J.B. Van Hollen: Prioritizing Public Safety

By J.B. Van Hollen, Wisconsin Attorney General.

Image"We must preserve our essential services, such as ... public safety." Those were Governor Doyle's comments on May 22, echoed by some legislators, when it was announced that the budget gap was widening and further cuts to state operations would be necessary. The message to the public was that public safety, already cut in the budget, would be protected from further cuts. The underlying principle was one I've advocated throughout my career: public safety is the priority of state and local government. Without this essential service, the good work of people, communities, and government is diminished and our liberties jeopardized.

Unfortunately, the Joint Finance Committee, led by two Madison-area legislators, didn't put this principle into practice. The Department of Justice is the state's preeminent law enforcement agency. Yet after the pronouncement that public safety should be protected from further cuts, on Memorial Day weekend and in their marathon midnight session last week, the Joint Finance Committee imposed an additional $6.4 million in new cuts on the Department of Justice - cuts beyond what the Governor or anyone else had publicly proposed.

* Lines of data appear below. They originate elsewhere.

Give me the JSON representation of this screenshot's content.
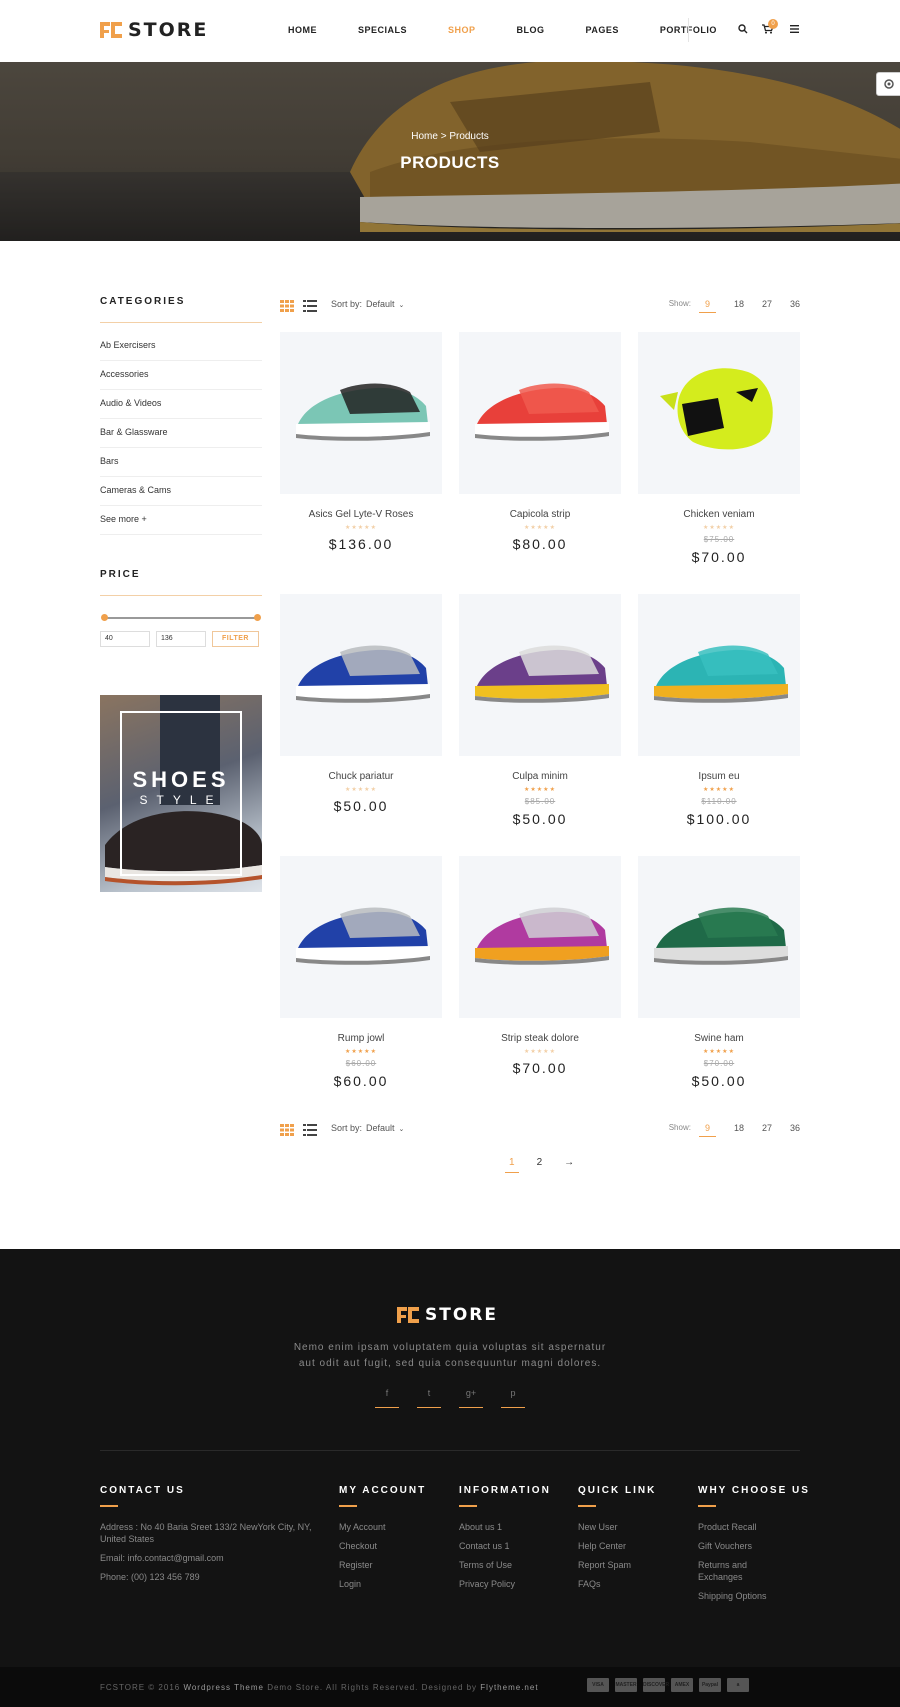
{
  "header": {
    "logo": "STORE",
    "nav": [
      "HOME",
      "SPECIALS",
      "SHOP",
      "BLOG",
      "PAGES",
      "PORTFOLIO"
    ],
    "active_nav": "SHOP",
    "cart_count": "0",
    "icons": [
      "search-icon",
      "cart-icon",
      "menu-icon"
    ]
  },
  "hero": {
    "breadcrumb_home": "Home",
    "breadcrumb_sep": ">",
    "breadcrumb_current": "Products",
    "title": "PRODUCTS"
  },
  "sidebar": {
    "categories_title": "CATEGORIES",
    "categories": [
      "Ab Exercisers",
      "Accessories",
      "Audio & Videos",
      "Bar & Glassware",
      "Bars",
      "Cameras & Cams",
      "See more +"
    ],
    "price_title": "PRICE",
    "price_min": "40",
    "price_max": "136",
    "filter_label": "FILTER",
    "banner_title": "SHOES",
    "banner_sub": "STYLE"
  },
  "toolbar": {
    "sort_label": "Sort by:",
    "sort_value": "Default",
    "show_label": "Show:",
    "show_options": [
      "9",
      "18",
      "27",
      "36"
    ],
    "show_selected": "9"
  },
  "products": [
    {
      "name": "Asics Gel Lyte-V Roses",
      "old_price": "",
      "price": "$136.00",
      "rated": false
    },
    {
      "name": "Capicola strip",
      "old_price": "",
      "price": "$80.00",
      "rated": false
    },
    {
      "name": "Chicken veniam",
      "old_price": "$75.00",
      "price": "$70.00",
      "rated": false
    },
    {
      "name": "Chuck pariatur",
      "old_price": "",
      "price": "$50.00",
      "rated": false
    },
    {
      "name": "Culpa minim",
      "old_price": "$85.00",
      "price": "$50.00",
      "rated": true
    },
    {
      "name": "Ipsum eu",
      "old_price": "$110.00",
      "price": "$100.00",
      "rated": true
    },
    {
      "name": "Rump jowl",
      "old_price": "$60.00",
      "price": "$60.00",
      "rated": true
    },
    {
      "name": "Strip steak dolore",
      "old_price": "",
      "price": "$70.00",
      "rated": false
    },
    {
      "name": "Swine ham",
      "old_price": "$70.00",
      "price": "$50.00",
      "rated": true
    }
  ],
  "pagination": [
    "1",
    "2",
    "→"
  ],
  "footer": {
    "logo": "STORE",
    "desc_line1": "Nemo enim ipsam voluptatem quia voluptas sit aspernatur",
    "desc_line2": "aut odit aut fugit, sed quia consequuntur magni dolores.",
    "social": [
      "f",
      "t",
      "g+",
      "p"
    ],
    "contact_title": "CONTACT US",
    "contact_address": "Address : No 40 Baria Sreet 133/2 NewYork City, NY, United States",
    "contact_email": "Email: info.contact@gmail.com",
    "contact_phone": "Phone: (00) 123 456 789",
    "cols": [
      {
        "title": "MY ACCOUNT",
        "links": [
          "My Account",
          "Checkout",
          "Register",
          "Login"
        ]
      },
      {
        "title": "INFORMATION",
        "links": [
          "About us 1",
          "Contact us 1",
          "Terms of Use",
          "Privacy Policy"
        ]
      },
      {
        "title": "QUICK LINK",
        "links": [
          "New User",
          "Help Center",
          "Report Spam",
          "FAQs"
        ]
      },
      {
        "title": "WHY CHOOSE US",
        "links": [
          "Product Recall",
          "Gift Vouchers",
          "Returns and Exchanges",
          "Shipping Options"
        ]
      }
    ],
    "copyright_a": "FCSTORE © 2016",
    "copyright_b": "Wordpress Theme",
    "copyright_c": "Demo Store. All Rights Reserved. Designed by",
    "copyright_d": "Flytheme.net",
    "payments": [
      "VISA",
      "MASTER",
      "DISCOVER",
      "AMEX",
      "Paypal",
      "a"
    ]
  },
  "colors": {
    "accent": "#f0a04b",
    "footer_bg": "#131313",
    "card_bg": "#f4f6f9"
  }
}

In real terms, this means a significant reduction in our important public safety and law enforcement services. The cuts are to all agency functions. They are to the crime labs, which use DNA analysis and other forensics to identify offenders and exonerate the innocent. They are to our systems that provide officers on the street with real-time criminal history and other information, so they will know when they approach a situation that a temporary restraining order was placed on a domestic violence suspect a few hours before. They are to the Division of Criminal Investigation, which investigates crimes against children, homicides, drug trafficking organizations, and public corruption. They are cuts to our ability to serve crime victims. They are to our attorneys, who prosecute criminals and support prosecutions in the Supreme Court, who keep sexually violent offenders committed, who enforce important environmental and consumer protection laws, who defend state law, who recover taxpayer money diverted by Medicaid fraud - nearly $30 million since I took office, and who enforce the settlement agreement with tobacco companies that brings in $150 million to the state a year.

I understand these tight fiscal times. In good times or bad, government should be managed efficiently. We've done our work in a fiscally responsible manner. Before there was ever a budget crisis, I returned $1.2 million to the treasury. I also returned my personally assigned state vehicle.

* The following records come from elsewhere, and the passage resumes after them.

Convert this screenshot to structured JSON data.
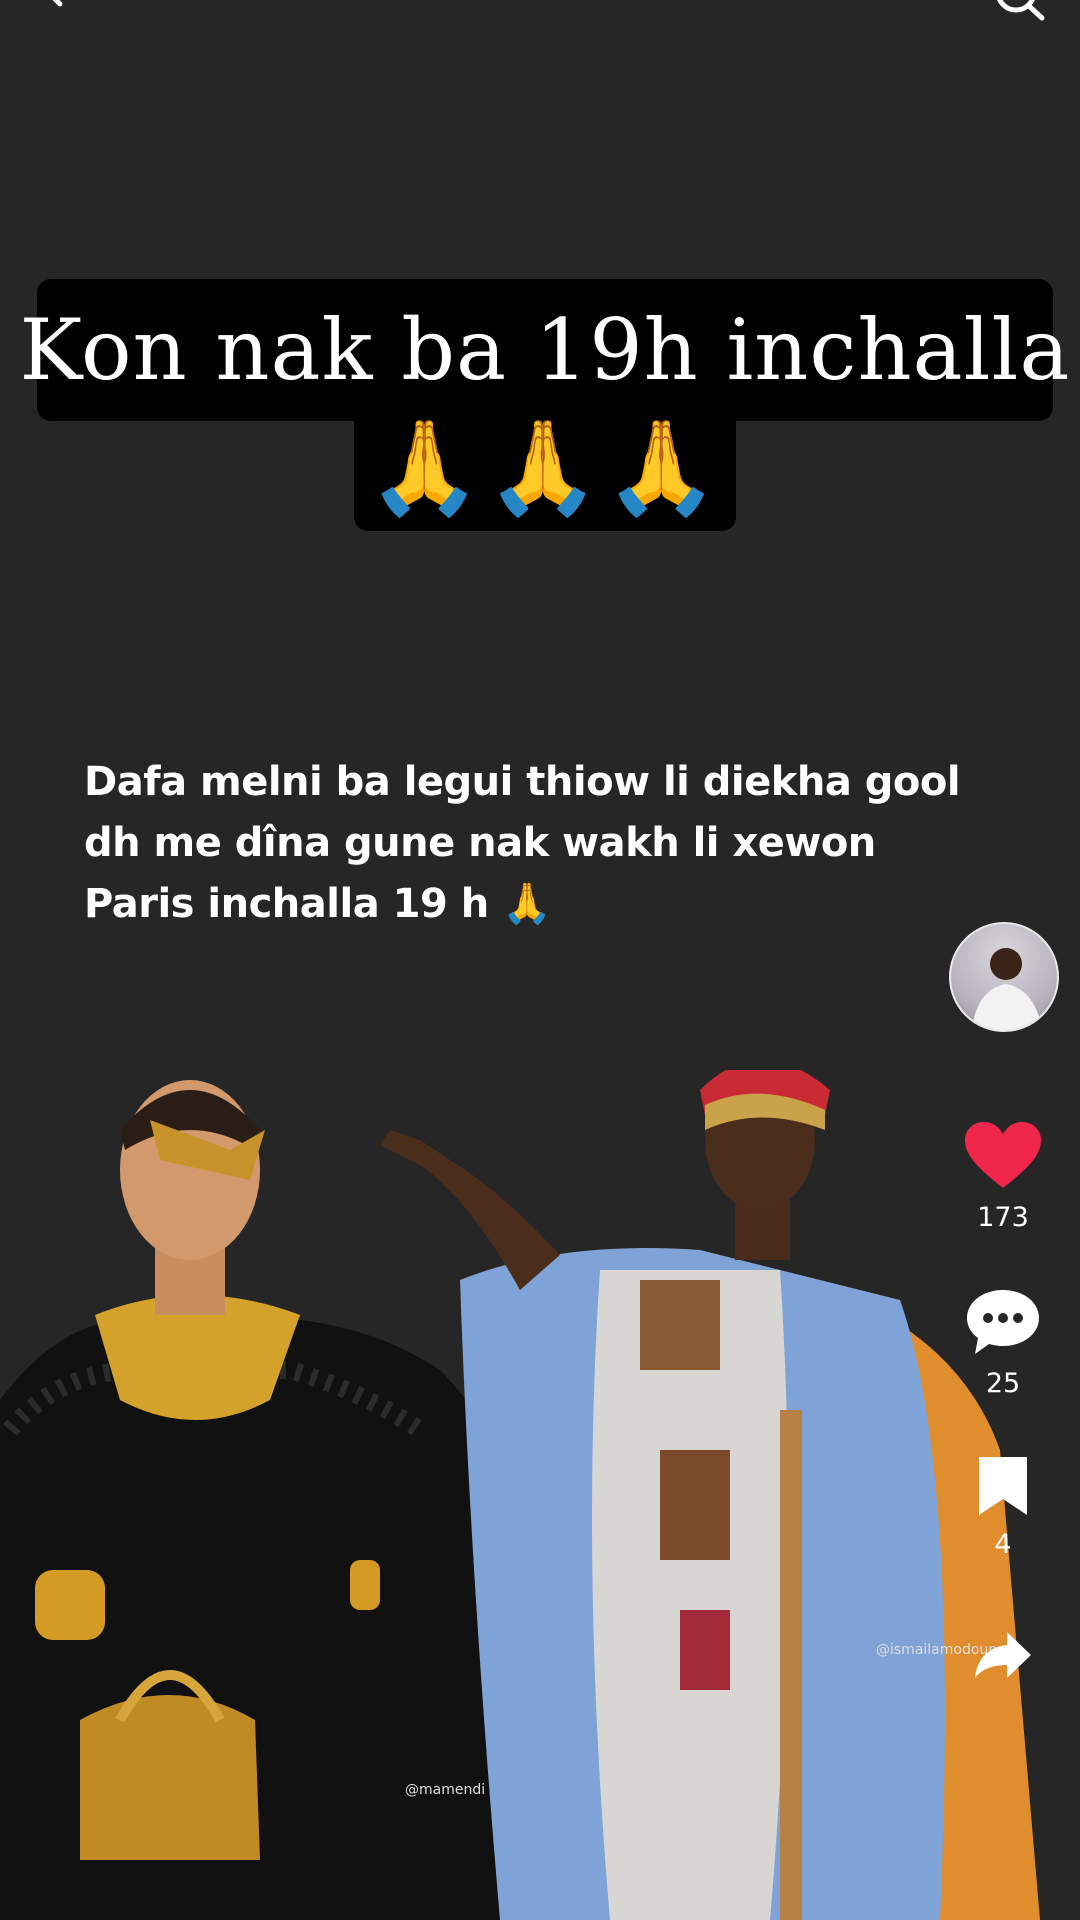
{
  "caption": {
    "line1": "Kon nak ba 19h inchalla",
    "line2": "🙏🙏🙏"
  },
  "description": {
    "line1": "Dafa melni ba legui thiow li diekha gool",
    "line2": "dh me dîna gune nak wakh li xewon",
    "line3": "Paris inchalla 19 h 🙏"
  },
  "actions": {
    "likes": "173",
    "comments": "25",
    "saves": "4"
  },
  "watermarks": {
    "left": "@mamendi",
    "right": "@ismailamodoun"
  },
  "colors": {
    "background": "#262626",
    "like": "#f0264b",
    "caption_bg": "#000000"
  },
  "icons": [
    "back-icon",
    "search-icon",
    "heart-icon",
    "comment-icon",
    "bookmark-icon",
    "share-icon"
  ]
}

And I understand that not everyone prioritizes public safety above other government services, as I do. I am fully prepared to manage cuts to DOJ that have been imposed on other public safety agencies like the Department of Corrections.

Reasonable people can disagree on what government should do and how those responsibilities should be funded. But reasonable people do not say that they will protect public safety from the most drastic of the cuts, exempt some public safety agencies from that cut, and impose it on the state's preeminent public safety agency. Particularly when that agency works as well as the Department of Justice does. Reasonable people do not claim to protect public safety and then ask Justice to absorb almost 8% of the anticipated personnel layoffs while the agency makes up less than 1% of the state workforce.

I can only surmise that it wasn't reason that motivated the Madison-area leaders of the Joint Finance Committee to treat DOJ differently than public safety agencies like the Department of Corrections. It was partisanship.

I think public safety is not a partisan issue. Perhaps those motivated by partisan games thought they would be scoring political points by taking a pound of flesh from the only state agency led by a Republican. But when they swing, they don't hit me. They hit the crime victims we aim to protect.

Thankfully, I don't think that the Madison-area legislators masterminding the Joint Finance Committee speak for all state legislators. There are members of both parties who recognize the importance of public safety. I am hopeful these members will do their part to ensure that partisan politics isn't the end-all of budget policy. Let them know if you agree with me.